Thursday, April 10, 2014

Back for more!

We're excited to announce that some of your favorite Valancourt authors will be returning with new editions in 2014-15!

Gerald Kersh

Gerald Kersh was the only Valancourt author to have two books in our list of the top 10 best-selling titles from 2013 (Nightshade and Damnations and Fowlers End), so we're thrilled to be publishing four more Kersh titles!

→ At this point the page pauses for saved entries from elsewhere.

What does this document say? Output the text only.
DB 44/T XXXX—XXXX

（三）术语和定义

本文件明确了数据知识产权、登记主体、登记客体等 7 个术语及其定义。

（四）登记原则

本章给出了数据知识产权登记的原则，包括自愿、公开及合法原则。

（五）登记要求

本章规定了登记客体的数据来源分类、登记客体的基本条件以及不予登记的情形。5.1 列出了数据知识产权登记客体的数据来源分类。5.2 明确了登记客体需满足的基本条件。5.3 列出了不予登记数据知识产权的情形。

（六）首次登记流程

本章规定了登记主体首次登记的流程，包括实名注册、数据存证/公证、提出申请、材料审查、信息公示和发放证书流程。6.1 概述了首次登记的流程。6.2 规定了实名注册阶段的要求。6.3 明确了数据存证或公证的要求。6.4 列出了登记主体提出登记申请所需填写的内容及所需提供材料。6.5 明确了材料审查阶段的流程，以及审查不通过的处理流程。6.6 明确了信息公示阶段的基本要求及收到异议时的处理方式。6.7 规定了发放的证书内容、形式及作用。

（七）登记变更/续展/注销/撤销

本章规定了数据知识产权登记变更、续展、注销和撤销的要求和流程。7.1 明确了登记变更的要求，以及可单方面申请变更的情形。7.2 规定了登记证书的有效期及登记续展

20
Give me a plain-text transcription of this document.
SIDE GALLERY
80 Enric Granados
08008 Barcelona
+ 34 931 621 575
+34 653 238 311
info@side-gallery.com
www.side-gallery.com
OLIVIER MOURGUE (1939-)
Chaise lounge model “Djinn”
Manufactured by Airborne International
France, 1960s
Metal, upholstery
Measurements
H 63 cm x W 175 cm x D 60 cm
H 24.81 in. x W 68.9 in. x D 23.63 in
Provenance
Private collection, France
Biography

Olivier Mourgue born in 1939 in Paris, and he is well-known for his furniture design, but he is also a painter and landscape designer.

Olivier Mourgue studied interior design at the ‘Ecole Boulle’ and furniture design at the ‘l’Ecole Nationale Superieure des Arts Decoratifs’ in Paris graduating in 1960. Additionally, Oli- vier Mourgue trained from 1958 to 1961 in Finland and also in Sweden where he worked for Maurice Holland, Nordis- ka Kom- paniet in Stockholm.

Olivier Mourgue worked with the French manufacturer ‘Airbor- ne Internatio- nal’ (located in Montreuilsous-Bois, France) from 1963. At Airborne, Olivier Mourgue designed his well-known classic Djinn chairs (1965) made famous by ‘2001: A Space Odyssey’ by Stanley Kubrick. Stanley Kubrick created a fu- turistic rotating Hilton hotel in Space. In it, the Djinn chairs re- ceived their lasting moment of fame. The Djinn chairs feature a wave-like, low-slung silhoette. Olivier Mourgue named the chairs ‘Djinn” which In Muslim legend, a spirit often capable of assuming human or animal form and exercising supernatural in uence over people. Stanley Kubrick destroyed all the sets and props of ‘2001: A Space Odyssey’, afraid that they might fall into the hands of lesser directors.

Neither Man Nor Dog (1946) 

A rare volume of short stories by a master of the genre.  "Mr Kersh’s new volume contains thirty-seven stories of the kind the author made made so distinctly his own; the short piece, explosive with violence . . . The best of them are very good. The unfailing fertility of his imagination is indeed to be wondered at, and so, too, his unwinking eye for the hard, the horrible, the grotesque. . . . For entertainment of a strong kind Mr Kersh would be hard to beat." -- Times Literary Supplement.


Clock Without Hands (1949)

A collection of three long short stories (or short novellas). "Mr Kersh tells a story; as such, rather better than anybody else." -- Pamela Hansford Johnson, Daily Telegraph

The Great Wash (1953) (US title: The Secret Masters)

"Gerald Kersh is a literary spieler of abundant energy, who sees the world as a vast circus cramful of entertaining oddities, glittering sideshows, burlesques of blood and sawdust . . . Mr Kersh’s many admirers will undoubtedly devour this highly flavoured hotch-potch with avidity." -- Julian Maclaren-Ross, Sunday Times


On an Odd Note (1958) 

Published only as a paperback original in the United States and never published in Great Britain, this collection features some of Kersh's best, including "The Brighton Monster", "The Queen of Pig Island", and "The Extraordinarily Horrible Dummy", along with some lesser-known stories and one written specially for this collection.  This new edition will feature an introduction by Nick Mamatas.




Basil Copper

Basil Copper's Lovecraftian horror novel The Great White Space and his Victorian-style Sherlock Holmes pastiche Necropolis were both extremely popular with our readers last year, so we're thrilled to be offering a new Copper title:

The House of the Wolf (1983)


Copper's classic werewolf novel, originally published as a limited edition by Arkham House and reprinted as a limited hardcover by Sarob Press in the UK, finally gets its first edition in paperback and e-book formats.  We're excited about this one!


R. Chetwynd-Hayes

Even though it wasn't published until Halloween, R. Chetwynd-Hayes's brilliant cult classic The Monster Club (1976) was still our 13th bestselling title for 2013.  So we're pleased to be offering another volume of Chetwynd-Hayes's stories which we hope you'll also enjoy:

Looking for Something to Suck and other Vampire Stories (1997)

Edited by Stephen Jones, this collection of the complete vampire-themed stories by R. Chetwynd Hayes, originally published in various collections between 1971 and 1997, appeared as a limited hardcover in 1997 but makes its first paperback and e-book appearance with Valancourt Books, featuring an afterword by Stephen Jones and the original illustrations by Jim Pitts.  This nearly 300 page collection includes 15 of the author's best, in which he blends horror and dark humour in his own unique way.


Claude Houghton

Claude Houghton's bestseller I Am Jonathan Scrivener (1930) was one of our most popular releases in 2013 and one of my personal favorites among all the books we've ever published. So we're particularly delighted to be republishing his very scarce first novel, Neighbours (1926), with a new introduction by Mark Valentine and featuring a new cover by M.S. Corley.  Houghton's novel centers on a young writer living in the attic of a lodging house, who becomes progressively more obsessed with a new neighbour, whose every word he hears through the thin partition separating the rooms, and whose obsession leads to a shocking climax.